Find all \(x, y \in \Z_+\) and primes \(p\) such that
\[p^x + 1 = y^2\]
Solution
We begin by rearranging and transforming our equation:
\[ \begin{aligned} p^x + 1 &= y^2 \\ p^x &= y^2 - 1 \\ p^x &= (y+1)(y-1) \end{aligned} \]
Therefore, we have
\[ \left.\begin{aligned} y+1&=p^a, a \in \Z_+ \\ y+1&=p^b, b \in \Z_+, a > b \end{aligned}\right\} \Longrightarrow (y+1)-(y-1) = p^a - p^b \Longrightarrow 2 = p^b(p^{a-b} - 1) \]

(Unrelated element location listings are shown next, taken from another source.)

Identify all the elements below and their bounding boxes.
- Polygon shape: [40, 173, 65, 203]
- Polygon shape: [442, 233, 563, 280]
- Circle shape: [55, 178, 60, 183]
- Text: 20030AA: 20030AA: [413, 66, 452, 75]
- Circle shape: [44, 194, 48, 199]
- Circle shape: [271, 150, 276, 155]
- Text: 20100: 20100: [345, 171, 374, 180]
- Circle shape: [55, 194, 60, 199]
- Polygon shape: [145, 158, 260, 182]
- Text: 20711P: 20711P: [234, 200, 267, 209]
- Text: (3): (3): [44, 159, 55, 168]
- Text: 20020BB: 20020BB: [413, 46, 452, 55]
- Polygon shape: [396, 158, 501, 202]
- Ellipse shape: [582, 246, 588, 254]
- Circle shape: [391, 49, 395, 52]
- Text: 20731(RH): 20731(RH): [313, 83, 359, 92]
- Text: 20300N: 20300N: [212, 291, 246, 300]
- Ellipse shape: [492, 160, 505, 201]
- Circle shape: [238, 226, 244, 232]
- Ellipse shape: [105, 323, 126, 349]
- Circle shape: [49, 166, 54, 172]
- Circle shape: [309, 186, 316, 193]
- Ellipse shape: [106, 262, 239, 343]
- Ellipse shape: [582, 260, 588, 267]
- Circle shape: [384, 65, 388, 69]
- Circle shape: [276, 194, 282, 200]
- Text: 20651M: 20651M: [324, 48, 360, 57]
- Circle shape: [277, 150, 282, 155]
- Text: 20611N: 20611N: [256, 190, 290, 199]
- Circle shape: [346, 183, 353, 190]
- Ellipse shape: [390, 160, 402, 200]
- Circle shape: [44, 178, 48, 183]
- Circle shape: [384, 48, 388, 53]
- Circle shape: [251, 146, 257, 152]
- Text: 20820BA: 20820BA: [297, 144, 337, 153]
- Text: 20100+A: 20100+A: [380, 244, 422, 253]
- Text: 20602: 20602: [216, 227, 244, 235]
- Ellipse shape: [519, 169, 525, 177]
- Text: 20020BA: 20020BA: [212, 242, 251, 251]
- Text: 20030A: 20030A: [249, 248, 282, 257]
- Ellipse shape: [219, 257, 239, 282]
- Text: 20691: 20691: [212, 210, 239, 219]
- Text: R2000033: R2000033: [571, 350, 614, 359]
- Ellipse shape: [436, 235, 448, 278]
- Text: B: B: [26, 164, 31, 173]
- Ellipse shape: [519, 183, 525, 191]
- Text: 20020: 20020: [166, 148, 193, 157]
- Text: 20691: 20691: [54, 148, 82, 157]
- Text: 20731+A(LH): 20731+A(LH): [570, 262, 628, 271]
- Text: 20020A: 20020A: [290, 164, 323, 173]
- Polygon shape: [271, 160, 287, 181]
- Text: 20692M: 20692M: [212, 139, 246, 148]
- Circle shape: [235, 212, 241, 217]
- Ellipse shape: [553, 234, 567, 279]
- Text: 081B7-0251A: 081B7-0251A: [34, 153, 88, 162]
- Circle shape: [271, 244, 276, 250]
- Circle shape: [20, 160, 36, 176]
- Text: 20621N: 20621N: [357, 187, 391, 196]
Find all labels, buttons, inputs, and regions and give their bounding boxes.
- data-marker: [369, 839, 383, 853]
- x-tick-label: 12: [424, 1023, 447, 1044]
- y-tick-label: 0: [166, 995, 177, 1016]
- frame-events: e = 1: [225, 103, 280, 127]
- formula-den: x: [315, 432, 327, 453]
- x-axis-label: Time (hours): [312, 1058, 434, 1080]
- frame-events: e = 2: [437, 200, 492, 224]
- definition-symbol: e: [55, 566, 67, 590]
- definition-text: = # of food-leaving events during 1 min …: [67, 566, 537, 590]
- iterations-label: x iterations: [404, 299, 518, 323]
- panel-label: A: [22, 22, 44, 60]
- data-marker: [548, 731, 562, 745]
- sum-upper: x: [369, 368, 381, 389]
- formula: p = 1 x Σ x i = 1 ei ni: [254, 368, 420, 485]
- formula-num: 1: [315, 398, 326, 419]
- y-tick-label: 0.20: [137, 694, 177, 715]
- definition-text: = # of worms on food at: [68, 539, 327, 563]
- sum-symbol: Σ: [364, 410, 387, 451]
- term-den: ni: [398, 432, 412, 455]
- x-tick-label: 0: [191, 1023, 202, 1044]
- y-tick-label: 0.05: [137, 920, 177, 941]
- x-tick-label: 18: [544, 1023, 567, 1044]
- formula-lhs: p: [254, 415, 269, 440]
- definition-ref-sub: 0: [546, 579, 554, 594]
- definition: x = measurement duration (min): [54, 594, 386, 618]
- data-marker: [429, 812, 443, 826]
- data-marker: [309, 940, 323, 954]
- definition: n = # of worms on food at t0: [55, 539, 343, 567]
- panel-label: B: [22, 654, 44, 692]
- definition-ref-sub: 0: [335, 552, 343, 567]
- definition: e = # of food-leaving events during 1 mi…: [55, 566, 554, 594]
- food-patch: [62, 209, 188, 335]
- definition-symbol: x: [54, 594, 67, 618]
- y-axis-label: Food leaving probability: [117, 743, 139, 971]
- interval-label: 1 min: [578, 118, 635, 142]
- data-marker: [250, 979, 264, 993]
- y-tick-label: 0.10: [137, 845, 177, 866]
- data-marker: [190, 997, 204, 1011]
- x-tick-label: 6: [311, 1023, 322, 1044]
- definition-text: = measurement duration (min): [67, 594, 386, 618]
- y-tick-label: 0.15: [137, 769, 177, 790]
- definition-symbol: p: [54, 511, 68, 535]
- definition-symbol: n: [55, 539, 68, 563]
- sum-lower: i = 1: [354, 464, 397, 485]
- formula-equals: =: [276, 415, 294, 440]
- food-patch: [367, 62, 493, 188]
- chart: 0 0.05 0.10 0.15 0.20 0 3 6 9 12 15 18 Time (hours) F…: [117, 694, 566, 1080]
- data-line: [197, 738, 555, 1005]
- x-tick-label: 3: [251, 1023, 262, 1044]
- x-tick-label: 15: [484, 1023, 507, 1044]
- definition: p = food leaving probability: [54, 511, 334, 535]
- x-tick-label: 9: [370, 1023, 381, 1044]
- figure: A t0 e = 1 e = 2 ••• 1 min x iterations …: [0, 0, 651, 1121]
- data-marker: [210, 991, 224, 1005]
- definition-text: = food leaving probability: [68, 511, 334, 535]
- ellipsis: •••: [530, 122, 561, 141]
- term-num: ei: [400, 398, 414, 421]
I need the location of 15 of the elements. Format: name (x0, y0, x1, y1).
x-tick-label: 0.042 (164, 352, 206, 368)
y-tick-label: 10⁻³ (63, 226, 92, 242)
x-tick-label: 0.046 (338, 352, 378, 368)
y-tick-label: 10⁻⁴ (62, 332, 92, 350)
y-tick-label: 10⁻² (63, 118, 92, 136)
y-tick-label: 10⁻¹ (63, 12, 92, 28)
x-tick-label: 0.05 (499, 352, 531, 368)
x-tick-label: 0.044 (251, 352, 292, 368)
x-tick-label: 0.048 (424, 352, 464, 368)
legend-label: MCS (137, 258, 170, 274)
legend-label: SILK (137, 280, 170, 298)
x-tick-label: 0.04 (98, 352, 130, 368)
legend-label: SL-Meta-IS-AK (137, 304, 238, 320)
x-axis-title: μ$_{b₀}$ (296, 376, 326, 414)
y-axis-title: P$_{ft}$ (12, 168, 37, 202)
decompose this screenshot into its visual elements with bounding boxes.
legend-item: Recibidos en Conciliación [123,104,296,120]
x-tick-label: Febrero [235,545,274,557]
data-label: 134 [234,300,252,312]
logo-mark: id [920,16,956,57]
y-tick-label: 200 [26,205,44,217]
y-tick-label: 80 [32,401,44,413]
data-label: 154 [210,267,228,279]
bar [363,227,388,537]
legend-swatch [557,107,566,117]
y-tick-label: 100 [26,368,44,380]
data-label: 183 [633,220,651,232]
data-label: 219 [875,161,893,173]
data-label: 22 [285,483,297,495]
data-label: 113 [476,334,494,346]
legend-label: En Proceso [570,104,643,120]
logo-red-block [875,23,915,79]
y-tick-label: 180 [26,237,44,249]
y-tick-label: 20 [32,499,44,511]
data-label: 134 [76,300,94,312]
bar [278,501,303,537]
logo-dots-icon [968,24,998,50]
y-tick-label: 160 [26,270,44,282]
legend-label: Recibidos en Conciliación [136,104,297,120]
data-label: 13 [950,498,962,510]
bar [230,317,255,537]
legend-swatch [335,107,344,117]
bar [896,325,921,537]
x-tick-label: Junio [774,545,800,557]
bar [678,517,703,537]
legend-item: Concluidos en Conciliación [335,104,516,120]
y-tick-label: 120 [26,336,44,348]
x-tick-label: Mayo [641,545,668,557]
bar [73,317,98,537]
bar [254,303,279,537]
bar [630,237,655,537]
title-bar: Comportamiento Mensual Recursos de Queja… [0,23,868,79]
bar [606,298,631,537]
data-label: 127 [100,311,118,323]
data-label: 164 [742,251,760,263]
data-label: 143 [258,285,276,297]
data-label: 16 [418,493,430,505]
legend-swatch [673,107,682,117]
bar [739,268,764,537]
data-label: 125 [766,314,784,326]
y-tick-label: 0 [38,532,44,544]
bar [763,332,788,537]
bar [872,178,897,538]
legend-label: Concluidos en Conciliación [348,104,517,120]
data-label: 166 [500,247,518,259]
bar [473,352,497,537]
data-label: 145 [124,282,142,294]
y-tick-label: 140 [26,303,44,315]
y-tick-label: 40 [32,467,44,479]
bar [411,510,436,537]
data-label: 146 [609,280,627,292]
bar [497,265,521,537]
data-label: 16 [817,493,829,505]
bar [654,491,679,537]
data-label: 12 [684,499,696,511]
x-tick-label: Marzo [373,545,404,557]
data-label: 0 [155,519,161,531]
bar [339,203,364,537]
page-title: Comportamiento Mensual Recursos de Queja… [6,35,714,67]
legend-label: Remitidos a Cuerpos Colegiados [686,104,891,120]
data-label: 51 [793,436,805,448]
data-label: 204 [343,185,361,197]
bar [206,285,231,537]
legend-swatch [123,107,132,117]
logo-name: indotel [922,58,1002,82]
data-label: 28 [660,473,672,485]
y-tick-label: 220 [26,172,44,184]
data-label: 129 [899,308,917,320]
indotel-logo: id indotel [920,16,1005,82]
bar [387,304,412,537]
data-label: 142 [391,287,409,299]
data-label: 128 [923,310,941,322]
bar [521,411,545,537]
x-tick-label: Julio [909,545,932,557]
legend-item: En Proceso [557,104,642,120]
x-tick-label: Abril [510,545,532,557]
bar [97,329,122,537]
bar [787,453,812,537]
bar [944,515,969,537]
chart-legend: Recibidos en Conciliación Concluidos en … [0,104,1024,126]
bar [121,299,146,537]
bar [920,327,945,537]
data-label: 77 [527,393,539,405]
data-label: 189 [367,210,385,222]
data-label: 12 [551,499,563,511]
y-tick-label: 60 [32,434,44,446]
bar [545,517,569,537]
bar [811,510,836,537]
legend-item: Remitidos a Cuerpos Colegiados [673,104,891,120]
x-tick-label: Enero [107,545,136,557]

This leaves us with two cases:
- Case 1: \(p^b = 2; p^{a-b} - 1 = 1\). This gives us \(p=2,a=2,b=1\).
- Case 2: \(p^b = 1; p^{a-b} - 1 = 2\). This gives us \(p=3,a=1,b=0\).
And therefore the solutions are:
\[\begin{aligned} \textbf{p=2, x=3, y=3} \\ \textbf{p=3, x=1, y=2} \end{aligned}\]
And we are done.